Various processor-based devices may advantageously use the processor (or computational unit) of the present disclosure, including laptop computers, digital books, printers, scanners, standard or high-definition televisions or monitors and standard or high-definition set-top boxes for satellite or cable programming reception. In each example, any other circuitry necessary for the implementation of the processor-based device would be added by the respective manufacturer. The above listing of processor-based devices is merely exemplary and not intended to be a limitation on the number or types of processor-based devices that may advantageously use the processor (or computational unit) of the present disclosure.
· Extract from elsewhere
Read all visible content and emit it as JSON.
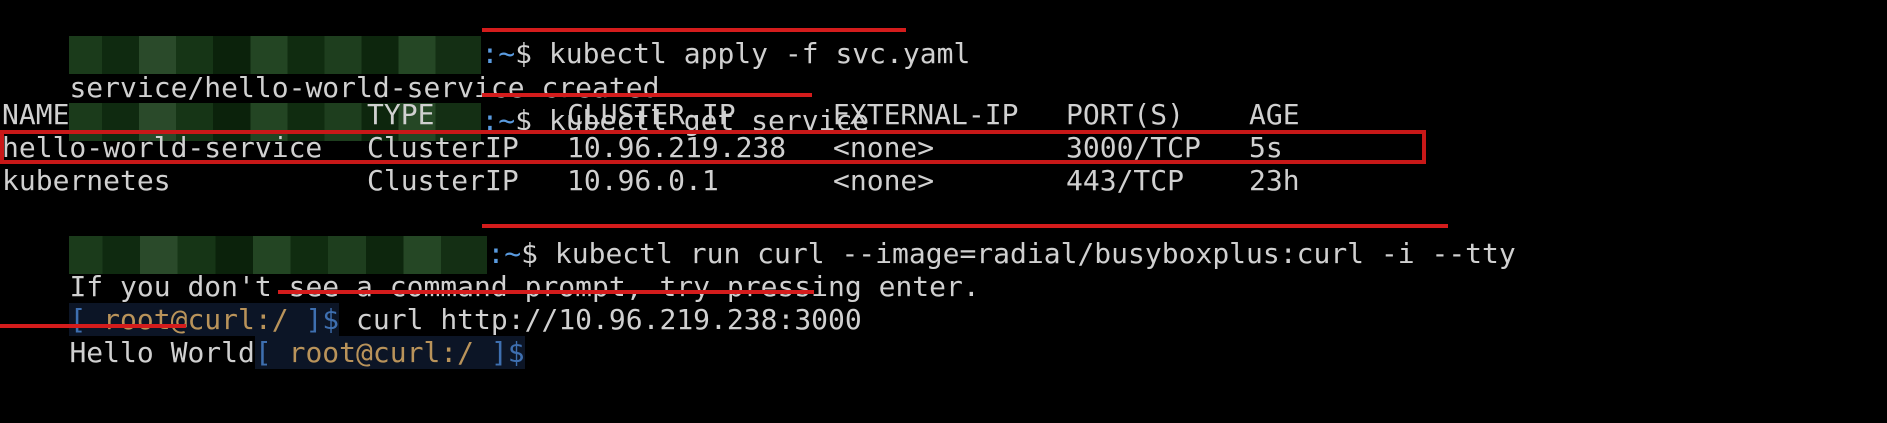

While at least one exemplary embodiment has been presented in the foregoing detailed description of the invention, it should be appreciated that a vast number of variations exist. It should also be appreciated that the exemplary embodiment or exemplary embodiments are only examples, and are not intended to limit the scope, applicability, or configuration of the invention in any way. Rather, the foregoing detailed description will provide those skilled in the art with a convenient road map for implementing an exemplary embodiment of the invention, it being understood that various changes may be made in the function and arrangement of elements described in an exemplary embodiment without departing from the scope of the invention as set forth in the appended claims and their legal equivalents.